Племянница и ключница волею судеб слышали этот разговор, и как скоро священник с бакалавром удалились, они вошли вдвоем к Дон Кихоту, и тут племянница повела с ним такую речь:

– Что это значит, дядюшка? Мы были уверены, что вы возвратились домой навсегда и собираетесь вести мирный и достойный образ жизни, а вас, оказывается, тянет в новые дебри, как поется в песне –

Пастушок, остановись-ка!

Ты откуда и куда?

Честное слово, годы ваши не те!

Тут вмешалась ключница:

– Да разве полуденный зной – летом, ночная сырость и вой волков – зимою, разве это для вас, ваша милость? Конечно, нет; это поприще и занятие для людей крепких, закаленных, приученных к этому делу, можно сказать, с пеленок. Уж коли из двух зол выбирать, так лучше быть странствующим рыцарем, нежели пастухом. Право, сеньор, послушайтесь вы моего совета, – ведь я вам его даю не с пьяных глаз, а в здравом уме, и я недаром прожила на свете полвека, – оставайтесь дома, займитесь хозяйством, почаще исповедуйтесь, помогайте бедным, и если это не пойдет вам на пользу, то грех будет на моей душе.

– Полно, дочки, – сказал Дон Кихот, – я сам знаю, как мне надлежит поступить. Уложите меня в постель, ибо я чувствую некоторое недомогание, и помните, что кем бы я ни был: странствующим ли рыцарем, пастухом ли, я вечно буду о вас заботиться, в чем вы и убедитесь на деле.

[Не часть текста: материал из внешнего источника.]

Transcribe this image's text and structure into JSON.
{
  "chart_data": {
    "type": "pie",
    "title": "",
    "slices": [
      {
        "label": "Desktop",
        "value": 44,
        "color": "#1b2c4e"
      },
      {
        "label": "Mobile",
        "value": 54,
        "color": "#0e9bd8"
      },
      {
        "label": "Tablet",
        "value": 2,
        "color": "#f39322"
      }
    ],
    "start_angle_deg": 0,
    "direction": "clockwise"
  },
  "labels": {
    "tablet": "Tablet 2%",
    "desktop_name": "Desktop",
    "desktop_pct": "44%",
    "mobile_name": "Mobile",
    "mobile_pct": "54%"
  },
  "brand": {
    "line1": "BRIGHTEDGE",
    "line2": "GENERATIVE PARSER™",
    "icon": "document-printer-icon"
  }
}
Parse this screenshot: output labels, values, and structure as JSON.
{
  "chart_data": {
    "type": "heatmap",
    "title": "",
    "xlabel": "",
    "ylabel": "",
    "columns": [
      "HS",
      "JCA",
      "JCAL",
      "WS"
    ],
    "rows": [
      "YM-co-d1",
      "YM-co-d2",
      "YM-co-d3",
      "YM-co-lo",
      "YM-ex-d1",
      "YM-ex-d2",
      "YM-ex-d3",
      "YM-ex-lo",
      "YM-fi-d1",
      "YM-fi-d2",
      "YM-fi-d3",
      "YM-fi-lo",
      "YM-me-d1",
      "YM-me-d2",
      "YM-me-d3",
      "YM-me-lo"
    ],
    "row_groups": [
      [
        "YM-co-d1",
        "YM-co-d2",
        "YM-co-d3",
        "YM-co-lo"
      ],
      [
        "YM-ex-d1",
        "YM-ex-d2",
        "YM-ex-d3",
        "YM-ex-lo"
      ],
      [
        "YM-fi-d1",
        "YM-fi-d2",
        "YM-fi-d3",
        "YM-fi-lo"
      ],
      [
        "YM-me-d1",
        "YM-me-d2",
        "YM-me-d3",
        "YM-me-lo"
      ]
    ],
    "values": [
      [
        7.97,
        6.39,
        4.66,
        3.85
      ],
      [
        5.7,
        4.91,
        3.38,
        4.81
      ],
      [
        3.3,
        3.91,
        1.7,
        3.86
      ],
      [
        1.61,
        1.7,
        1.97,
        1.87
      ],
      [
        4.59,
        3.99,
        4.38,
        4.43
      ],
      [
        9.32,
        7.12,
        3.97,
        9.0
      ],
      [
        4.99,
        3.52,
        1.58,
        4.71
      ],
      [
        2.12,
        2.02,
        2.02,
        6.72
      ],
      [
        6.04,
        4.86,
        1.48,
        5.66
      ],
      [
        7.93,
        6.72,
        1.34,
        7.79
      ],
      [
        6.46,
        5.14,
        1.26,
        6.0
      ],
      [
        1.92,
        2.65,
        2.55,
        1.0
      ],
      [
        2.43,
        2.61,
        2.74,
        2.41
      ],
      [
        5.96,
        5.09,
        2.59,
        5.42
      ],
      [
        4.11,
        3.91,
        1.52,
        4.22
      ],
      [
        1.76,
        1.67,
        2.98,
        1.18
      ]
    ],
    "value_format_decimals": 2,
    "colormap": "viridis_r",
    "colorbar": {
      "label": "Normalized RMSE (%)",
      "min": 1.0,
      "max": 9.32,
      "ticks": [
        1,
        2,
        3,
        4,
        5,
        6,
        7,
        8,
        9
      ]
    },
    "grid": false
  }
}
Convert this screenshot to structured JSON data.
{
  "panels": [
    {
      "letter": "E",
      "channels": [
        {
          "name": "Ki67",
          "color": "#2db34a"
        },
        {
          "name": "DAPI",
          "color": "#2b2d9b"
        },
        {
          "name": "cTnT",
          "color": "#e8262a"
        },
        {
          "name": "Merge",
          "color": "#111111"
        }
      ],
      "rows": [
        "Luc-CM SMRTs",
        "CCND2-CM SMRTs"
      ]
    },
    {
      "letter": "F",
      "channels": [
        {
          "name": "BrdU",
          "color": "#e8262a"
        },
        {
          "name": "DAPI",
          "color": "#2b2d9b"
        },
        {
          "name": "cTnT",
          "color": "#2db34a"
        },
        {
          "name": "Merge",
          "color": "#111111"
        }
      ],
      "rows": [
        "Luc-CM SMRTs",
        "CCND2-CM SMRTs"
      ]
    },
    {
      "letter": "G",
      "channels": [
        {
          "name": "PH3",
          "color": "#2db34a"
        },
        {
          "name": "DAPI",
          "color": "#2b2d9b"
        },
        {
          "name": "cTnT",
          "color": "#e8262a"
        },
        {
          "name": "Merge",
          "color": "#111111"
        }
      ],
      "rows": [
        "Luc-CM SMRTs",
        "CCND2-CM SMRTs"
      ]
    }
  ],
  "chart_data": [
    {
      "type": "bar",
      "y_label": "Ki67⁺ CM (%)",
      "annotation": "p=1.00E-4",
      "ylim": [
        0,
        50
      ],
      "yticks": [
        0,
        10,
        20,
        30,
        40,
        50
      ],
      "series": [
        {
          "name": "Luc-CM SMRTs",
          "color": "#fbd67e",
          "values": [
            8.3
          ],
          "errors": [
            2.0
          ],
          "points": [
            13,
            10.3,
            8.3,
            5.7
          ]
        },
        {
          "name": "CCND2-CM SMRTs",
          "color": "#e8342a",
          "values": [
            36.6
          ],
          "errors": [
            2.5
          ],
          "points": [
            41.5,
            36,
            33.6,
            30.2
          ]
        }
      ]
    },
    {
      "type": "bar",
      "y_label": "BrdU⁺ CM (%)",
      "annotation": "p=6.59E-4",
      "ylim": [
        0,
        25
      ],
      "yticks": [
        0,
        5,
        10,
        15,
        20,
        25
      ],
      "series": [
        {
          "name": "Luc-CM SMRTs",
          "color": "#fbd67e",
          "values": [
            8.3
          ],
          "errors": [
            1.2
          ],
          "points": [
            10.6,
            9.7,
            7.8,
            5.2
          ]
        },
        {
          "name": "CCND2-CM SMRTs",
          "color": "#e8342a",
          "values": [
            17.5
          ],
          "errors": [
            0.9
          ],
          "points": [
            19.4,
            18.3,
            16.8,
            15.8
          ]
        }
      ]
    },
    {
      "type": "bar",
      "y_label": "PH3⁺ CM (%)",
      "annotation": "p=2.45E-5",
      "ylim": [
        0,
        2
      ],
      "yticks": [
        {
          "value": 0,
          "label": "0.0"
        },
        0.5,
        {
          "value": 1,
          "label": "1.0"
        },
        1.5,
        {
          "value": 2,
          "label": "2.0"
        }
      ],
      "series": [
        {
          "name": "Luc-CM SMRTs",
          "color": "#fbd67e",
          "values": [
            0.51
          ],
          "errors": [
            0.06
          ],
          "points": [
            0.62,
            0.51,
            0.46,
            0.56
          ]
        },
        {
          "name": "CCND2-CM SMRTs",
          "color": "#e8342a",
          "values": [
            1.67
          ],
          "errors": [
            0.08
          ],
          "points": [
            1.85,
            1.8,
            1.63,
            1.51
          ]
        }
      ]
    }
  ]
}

И тут обе милые дочки (а ведь ключница и племянница и правда были ему как дочки) уложили его в постель и постарались как можно лучше накормить его и угостить.

 

Часть 2 Глава 71 - Дон Кихот – Сервантес

О том, что случилось с Дон Кихотом и его оруженосцем Санчо, когда они ехали в свое село

Побежденный и теснимый судьбою, Дон Кихот был весьма печален, а в то же время и весьма радостен. Грусть его вызывалась поражением, радость же – мыслью о целебной силе Санчо, которую тот выказал при воскрешении Альтисидоры, хотя, впрочем, Дон Кихоту потребовалось некоторое усилие для того, чтобы убедить себя, что влюбленная девушка была, точно, мертва. Санчо между тем отнюдь не находился в радостном расположении духа: ему грустно было думать, что Альтисидора не сдержала своего слова и не подарила ему сорочек; он беспрестанно к этой мысли возвращался и наконец сказал своему господину:

– Право, сеньор, я, как видно, самый несчастный изо всех врачей, какие только водились на свете: ведь есть же такие лекари, которые уморят больного, а потом все-таки получают за труды, хотя весь-то их труд только в том и состоит, что они пропишут какие-нибудь снадобья, изготовляют же эти снадобья вовсе не они, а аптекари, – одним словом, денежки в кармане, а там уж лекарю на все наплевать. Ну, а я за чужое здоровье расплатился собственной кровью, щелчками, щипками, уколами, розгами и все-таки получил фигу. Да будь они все неладны, попадись мне теперь в руки больной, я сперва потребую: пусть меня хорошенько смажут, – поп, дескать, тем и живет, что молитвы поет, будьте спокойны, господь бог не для того наделил меня целебной силой, чтобы я делился ею с другими задаром.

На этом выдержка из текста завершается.